Ne serait-ce pas un effet de la loi des contraires, qui veut que l'on recherche toujours les vertus dont on se sent le plus loin ? Le Français, qui veut vivre de la vie intérieure, se met par ce seul désir en dehors de l'opinion commune et se sépare de l'immense majorité de ses compatriotes, pour lesquels l'indifférence est le plus commode des oreillers. Il renonce à tout ce qu'ils goûtent, à tout ce qu'ils aiment, à la parole téméraire, à la raillerie acérée, au rire sonore et agressif, au plaisir bruyant et païen. Il se dénaturalise, pour ainsi dire, et devient au sein de sa patrie une sorte d'étranger. Et plus le milieu qui l'entoure est remuant et joyeux, plus il se fait taciturne, plus il se sent envahi par la tristesse et par la crainte. Cet homme, qui n'est pas né pour étre grave, et qui n'est sérieux que par élude et par volonté, exagérera sa gravité, se guindera jusqu'à un sérieux hors nature et hors mesure.

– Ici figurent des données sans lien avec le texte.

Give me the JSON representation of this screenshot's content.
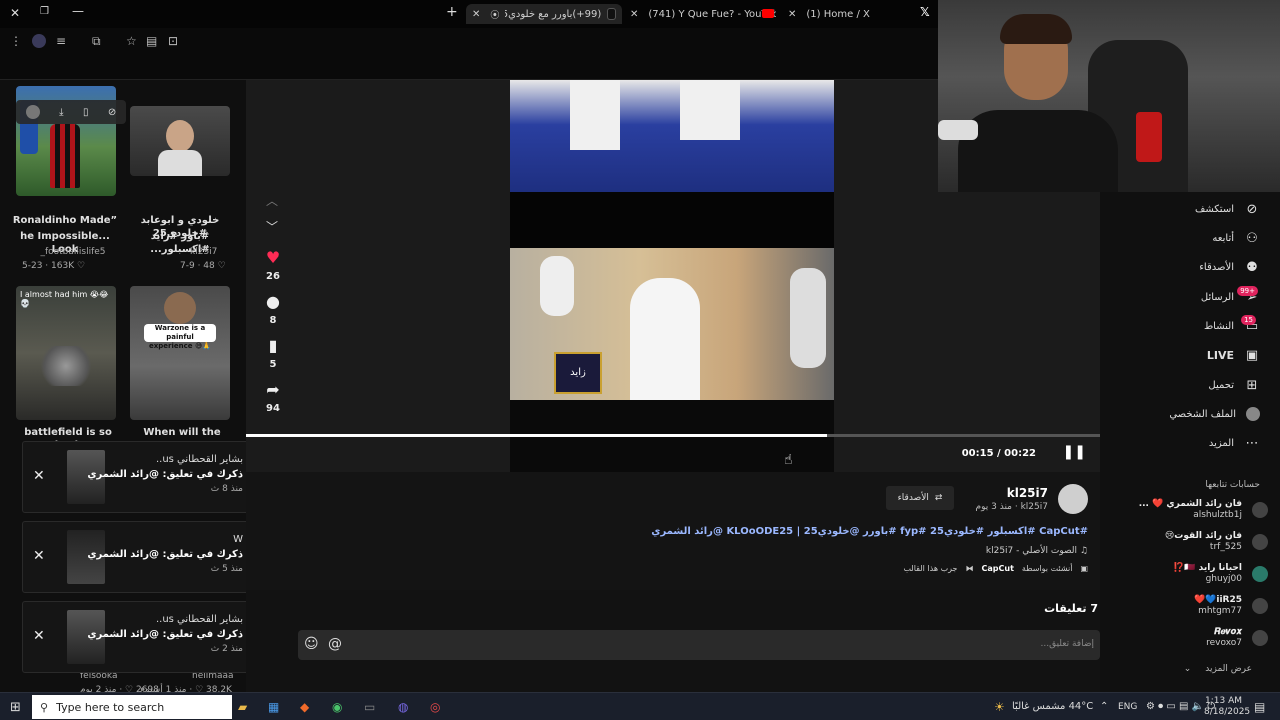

L'Espagnol a une religion d'enfant, d'enfant parfois féroce. L'Italien négocie avec Dieu. Le Français en détourne ses yeux et sa pensée, ou, s'il y pense, c'est pour s'écraser devant lui. Le jansénisme a donné à nos croyants leur raideur et leur mélancolie ; c'est lui qui opprime encore si souvent leurs âmes, qui les courbe comme sous le poids d'une croix trop pesante. C'est lui qui les détourne du spectacle de la vie, qui les rend aveugles aux splendeurs du progrès scientifique, indifférents au progrès social, hostiles à la démocratie, si bariolée, parfois si barbare, mais si vivante et si radieuse d'espérance. C'est cette vieille doctrine surannée qui sépare de leur temps et de leur peuple tant de nobles âmes, et qui empêche ce peuple et ce temps de renaître à l'idée religieuse.

 

 

 



[1] M. Henri Carré, professeur à l'Université de Poitiers, a bien voulu nous communiquer les bonnes feuilles de l'histoire de Louis XV, qu'il a rédigée pour l'Histoire de France de M. Lavisse. Nous lui emprunterons plus d'un détail pour cette période, et nous le remercions de son obligeance.